Vergi ilkeleri sakatlanıyor
Profesör Sinan Alçın, yasa tasarısı çalışmasının, gündeme taşınan haliyle, verginin adalet, kesinlik, ekonomiklik, uygunluk ve yasallık ilkelerinin bütününe aykırı nitelikte olduğuna dikkat çekti.
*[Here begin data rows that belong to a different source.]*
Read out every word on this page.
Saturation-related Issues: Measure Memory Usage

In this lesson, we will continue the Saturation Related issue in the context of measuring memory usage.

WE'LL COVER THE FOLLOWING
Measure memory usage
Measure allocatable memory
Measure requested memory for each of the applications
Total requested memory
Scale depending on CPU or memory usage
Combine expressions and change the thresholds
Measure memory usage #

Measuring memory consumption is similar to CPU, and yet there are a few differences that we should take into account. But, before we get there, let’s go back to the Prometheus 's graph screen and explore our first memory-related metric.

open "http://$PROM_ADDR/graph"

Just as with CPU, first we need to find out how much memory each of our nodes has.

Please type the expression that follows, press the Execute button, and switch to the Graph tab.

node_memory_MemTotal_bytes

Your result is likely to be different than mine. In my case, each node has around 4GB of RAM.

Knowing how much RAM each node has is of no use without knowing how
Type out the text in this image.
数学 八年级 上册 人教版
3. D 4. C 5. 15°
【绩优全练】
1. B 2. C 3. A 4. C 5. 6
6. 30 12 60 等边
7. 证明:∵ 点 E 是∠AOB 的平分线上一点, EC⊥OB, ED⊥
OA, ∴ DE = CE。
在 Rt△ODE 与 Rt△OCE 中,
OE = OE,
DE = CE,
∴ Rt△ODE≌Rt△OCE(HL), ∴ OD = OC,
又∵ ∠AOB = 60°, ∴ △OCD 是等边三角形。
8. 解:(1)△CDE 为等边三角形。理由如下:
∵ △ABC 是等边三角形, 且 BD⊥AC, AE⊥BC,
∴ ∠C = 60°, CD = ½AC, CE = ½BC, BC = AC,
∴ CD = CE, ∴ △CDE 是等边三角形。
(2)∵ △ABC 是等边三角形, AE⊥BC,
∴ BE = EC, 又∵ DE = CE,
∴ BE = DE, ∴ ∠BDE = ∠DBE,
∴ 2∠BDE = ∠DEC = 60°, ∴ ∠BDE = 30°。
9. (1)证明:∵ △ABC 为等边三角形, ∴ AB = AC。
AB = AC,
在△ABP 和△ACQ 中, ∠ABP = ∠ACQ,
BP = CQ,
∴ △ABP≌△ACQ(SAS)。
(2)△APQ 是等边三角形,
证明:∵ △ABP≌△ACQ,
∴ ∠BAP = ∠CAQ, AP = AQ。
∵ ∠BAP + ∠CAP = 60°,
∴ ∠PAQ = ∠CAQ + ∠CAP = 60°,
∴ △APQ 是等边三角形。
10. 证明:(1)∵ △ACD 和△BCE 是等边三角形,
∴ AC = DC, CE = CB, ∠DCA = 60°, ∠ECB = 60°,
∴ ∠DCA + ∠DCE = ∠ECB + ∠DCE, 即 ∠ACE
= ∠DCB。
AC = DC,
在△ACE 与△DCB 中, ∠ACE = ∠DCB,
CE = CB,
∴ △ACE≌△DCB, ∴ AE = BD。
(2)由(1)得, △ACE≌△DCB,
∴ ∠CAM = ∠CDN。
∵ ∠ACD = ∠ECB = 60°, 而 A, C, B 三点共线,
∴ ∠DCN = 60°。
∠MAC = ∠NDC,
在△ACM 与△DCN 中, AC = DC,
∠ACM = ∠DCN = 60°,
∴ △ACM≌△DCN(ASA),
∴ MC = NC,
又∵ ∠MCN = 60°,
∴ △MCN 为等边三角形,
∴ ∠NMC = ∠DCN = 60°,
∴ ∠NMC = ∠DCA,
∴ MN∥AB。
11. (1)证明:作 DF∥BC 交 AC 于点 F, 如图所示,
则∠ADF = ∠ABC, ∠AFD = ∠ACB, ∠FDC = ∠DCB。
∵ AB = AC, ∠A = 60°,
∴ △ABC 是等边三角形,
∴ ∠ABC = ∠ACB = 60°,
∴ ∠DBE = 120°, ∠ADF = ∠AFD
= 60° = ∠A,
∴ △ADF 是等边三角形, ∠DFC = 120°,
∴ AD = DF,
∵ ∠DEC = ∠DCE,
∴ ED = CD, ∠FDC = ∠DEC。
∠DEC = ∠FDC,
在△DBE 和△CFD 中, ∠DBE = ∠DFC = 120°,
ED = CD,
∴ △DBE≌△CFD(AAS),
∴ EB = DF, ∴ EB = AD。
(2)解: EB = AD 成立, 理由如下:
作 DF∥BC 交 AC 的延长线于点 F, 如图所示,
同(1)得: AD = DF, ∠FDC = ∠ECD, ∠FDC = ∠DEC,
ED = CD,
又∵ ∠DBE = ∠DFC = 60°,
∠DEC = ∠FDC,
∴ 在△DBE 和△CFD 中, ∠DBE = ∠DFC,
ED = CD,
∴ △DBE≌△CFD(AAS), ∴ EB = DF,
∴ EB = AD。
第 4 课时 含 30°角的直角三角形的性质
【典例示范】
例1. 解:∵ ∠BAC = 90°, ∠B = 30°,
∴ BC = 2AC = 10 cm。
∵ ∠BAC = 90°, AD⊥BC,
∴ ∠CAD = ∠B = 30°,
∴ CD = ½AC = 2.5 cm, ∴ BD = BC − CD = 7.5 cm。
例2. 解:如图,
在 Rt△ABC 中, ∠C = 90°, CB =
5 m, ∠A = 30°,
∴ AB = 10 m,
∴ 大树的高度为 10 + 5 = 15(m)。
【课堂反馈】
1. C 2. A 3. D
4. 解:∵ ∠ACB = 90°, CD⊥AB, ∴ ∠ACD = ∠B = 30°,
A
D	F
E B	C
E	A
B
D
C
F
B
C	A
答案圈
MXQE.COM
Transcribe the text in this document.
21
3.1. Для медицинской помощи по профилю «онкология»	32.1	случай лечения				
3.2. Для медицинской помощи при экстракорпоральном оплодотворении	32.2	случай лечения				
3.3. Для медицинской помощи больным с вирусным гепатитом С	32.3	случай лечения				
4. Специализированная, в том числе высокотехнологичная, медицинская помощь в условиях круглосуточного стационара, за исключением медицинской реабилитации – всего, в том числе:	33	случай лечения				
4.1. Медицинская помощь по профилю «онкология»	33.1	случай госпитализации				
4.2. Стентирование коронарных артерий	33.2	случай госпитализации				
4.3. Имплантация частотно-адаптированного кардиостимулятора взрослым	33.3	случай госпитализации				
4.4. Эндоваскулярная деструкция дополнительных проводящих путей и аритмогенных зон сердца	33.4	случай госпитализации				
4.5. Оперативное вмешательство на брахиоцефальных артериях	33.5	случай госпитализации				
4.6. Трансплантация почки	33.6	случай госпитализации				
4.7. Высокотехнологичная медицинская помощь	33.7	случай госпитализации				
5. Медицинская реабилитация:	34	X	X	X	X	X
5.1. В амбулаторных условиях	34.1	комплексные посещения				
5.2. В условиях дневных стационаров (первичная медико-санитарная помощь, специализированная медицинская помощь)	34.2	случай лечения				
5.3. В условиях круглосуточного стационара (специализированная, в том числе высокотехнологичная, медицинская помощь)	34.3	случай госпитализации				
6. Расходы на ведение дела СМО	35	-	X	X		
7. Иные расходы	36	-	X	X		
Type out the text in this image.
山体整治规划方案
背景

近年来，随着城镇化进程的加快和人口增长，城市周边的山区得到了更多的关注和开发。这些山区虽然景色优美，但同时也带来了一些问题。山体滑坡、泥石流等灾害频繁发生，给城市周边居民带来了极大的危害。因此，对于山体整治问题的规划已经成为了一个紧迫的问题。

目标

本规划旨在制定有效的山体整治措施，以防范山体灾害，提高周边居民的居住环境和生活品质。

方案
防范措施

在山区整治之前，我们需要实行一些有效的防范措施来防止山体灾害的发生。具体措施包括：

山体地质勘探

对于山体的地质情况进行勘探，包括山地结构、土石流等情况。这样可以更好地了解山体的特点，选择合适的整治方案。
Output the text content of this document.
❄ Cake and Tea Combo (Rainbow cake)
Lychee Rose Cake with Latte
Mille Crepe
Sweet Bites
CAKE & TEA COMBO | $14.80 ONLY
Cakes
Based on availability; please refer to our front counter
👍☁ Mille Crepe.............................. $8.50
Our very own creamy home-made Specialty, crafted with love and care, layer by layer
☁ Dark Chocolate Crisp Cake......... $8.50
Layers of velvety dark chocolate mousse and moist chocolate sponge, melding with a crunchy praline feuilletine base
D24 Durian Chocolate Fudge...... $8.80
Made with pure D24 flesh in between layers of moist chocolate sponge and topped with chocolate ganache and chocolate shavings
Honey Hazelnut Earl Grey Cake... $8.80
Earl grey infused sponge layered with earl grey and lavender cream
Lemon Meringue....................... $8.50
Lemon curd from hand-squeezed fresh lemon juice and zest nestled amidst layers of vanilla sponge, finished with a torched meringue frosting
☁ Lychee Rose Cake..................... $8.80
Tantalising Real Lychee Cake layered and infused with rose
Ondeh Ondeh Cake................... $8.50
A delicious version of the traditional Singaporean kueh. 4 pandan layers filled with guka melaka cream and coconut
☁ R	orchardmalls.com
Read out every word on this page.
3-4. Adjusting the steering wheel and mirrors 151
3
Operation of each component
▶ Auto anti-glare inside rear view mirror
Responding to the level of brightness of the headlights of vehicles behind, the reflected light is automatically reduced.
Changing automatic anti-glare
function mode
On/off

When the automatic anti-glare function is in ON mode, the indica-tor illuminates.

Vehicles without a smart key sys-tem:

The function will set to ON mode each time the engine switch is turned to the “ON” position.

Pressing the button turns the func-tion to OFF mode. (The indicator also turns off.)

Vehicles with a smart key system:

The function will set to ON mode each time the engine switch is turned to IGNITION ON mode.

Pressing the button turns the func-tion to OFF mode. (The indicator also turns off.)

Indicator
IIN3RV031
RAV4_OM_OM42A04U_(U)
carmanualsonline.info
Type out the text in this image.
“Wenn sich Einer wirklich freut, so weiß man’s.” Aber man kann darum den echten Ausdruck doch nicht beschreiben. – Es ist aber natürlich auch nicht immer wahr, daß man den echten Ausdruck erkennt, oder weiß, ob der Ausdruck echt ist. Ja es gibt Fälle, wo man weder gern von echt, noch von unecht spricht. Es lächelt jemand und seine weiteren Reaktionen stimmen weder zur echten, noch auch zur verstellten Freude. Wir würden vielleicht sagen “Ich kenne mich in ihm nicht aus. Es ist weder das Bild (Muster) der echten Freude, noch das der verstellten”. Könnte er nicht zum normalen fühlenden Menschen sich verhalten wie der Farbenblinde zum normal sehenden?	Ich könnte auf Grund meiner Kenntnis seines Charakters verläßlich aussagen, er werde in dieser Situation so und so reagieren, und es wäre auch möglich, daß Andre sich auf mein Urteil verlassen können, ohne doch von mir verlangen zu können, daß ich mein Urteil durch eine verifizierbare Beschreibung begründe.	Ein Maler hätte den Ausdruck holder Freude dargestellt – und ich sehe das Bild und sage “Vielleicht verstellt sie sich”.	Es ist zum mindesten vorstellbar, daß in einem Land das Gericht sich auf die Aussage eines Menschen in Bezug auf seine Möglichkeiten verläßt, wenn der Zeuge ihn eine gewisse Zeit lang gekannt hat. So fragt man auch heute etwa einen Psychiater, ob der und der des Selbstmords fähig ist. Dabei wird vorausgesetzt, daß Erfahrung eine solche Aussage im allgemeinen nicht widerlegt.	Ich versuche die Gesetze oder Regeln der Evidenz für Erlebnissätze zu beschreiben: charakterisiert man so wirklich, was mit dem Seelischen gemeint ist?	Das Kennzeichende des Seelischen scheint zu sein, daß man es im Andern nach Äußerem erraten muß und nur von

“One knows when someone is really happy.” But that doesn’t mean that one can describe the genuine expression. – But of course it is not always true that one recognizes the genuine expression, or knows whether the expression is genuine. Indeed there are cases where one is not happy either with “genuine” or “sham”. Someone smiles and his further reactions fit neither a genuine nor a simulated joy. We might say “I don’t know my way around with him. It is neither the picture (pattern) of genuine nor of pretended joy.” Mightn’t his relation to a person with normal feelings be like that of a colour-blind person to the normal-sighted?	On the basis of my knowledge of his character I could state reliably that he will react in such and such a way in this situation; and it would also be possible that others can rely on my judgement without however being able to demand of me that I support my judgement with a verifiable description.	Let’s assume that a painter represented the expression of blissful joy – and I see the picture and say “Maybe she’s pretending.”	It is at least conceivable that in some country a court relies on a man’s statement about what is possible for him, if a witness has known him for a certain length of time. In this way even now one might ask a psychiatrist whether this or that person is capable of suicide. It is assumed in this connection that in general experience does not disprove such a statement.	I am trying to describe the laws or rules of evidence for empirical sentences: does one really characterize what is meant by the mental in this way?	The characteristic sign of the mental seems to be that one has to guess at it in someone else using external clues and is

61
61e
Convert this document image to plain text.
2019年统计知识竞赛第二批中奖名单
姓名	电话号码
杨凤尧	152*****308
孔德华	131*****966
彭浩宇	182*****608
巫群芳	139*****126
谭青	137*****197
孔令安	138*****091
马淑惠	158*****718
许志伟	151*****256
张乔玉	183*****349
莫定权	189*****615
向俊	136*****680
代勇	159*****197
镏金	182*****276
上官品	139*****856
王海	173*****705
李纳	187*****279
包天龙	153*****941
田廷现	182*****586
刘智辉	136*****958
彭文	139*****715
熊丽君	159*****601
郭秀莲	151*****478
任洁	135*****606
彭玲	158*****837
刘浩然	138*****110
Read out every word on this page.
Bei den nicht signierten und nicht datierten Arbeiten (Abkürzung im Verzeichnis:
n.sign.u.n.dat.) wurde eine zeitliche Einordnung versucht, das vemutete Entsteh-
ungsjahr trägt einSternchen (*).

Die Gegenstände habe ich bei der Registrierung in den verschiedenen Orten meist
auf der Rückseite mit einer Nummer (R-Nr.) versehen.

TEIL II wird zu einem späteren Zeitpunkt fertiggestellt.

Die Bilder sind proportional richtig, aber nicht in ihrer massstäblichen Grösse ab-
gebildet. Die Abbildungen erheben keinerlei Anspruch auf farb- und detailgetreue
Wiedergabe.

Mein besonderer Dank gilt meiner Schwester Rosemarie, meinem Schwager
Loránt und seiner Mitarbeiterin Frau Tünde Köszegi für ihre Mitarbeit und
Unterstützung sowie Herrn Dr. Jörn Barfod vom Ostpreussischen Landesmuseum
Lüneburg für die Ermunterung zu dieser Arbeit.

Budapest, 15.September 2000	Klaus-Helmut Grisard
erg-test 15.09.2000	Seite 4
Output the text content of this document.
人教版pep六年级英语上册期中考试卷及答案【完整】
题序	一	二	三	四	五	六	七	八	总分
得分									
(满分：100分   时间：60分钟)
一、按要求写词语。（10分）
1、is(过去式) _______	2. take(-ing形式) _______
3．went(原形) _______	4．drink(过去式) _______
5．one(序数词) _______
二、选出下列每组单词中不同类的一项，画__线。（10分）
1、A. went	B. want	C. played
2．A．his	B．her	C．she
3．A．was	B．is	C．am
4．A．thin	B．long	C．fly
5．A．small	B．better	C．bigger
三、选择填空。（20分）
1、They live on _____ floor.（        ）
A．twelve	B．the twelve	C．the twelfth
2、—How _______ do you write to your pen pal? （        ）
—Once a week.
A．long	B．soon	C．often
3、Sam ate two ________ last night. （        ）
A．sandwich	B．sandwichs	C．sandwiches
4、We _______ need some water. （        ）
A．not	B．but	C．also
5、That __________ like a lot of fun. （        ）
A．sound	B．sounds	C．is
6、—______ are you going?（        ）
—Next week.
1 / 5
Alçın, çıkartılması düşünülen bu yasayla ‘vergi kutsallığı’ kavramının da tartışılır hale geleceğini belirtti.
“Vergiyi kutsal yapan, onun toplum adına, topluma ait hazinede, toplumun temsilcilerinin sürekli denetiminde toplanması ve harcamaların da aynı ilkelerle yapılacak olması ya da yapılacağına inanılmasıdır” diyen Alçın, önerilen değişiklikle Bakanlar Kurulu’na ‘istediği mükellefin vergi borcunu istediği faiz oranıyla yapılandırma hakkı’ tanınmasının, bakanlar kurulu onayını alma ‘başarısını’ gösterememiş mükellefler için tam cezalandırma yöntemi olduğunu vurguladı.
Eşitsizlik artacak
Alçın şöyle devam etti: Geçen aylarda kurulan Varlık Fonu’nun Anonim Şirket niteliği ve vergiden muaf tutulmuş olması da düşünüldüğünde, devlet bütçesinin giderek cılızlaşacağı aşikâr. Bütünlüklü olarak düşünüldüğünde, vergi yasasında oluşturulması düşünülen bu deformasyon pro-aktif devlet yönelişinin bir yansıması. Bu yöneliş, ülke içerisinde iktidara yakın ve mesafeli sermaye grupları arasındaki eşitsizliği artıracak, toplumsal kaynaklar bir tarafa ödül olarak dağıtılırken diğer kesim bu ödülün finansmanını karşılayacak.”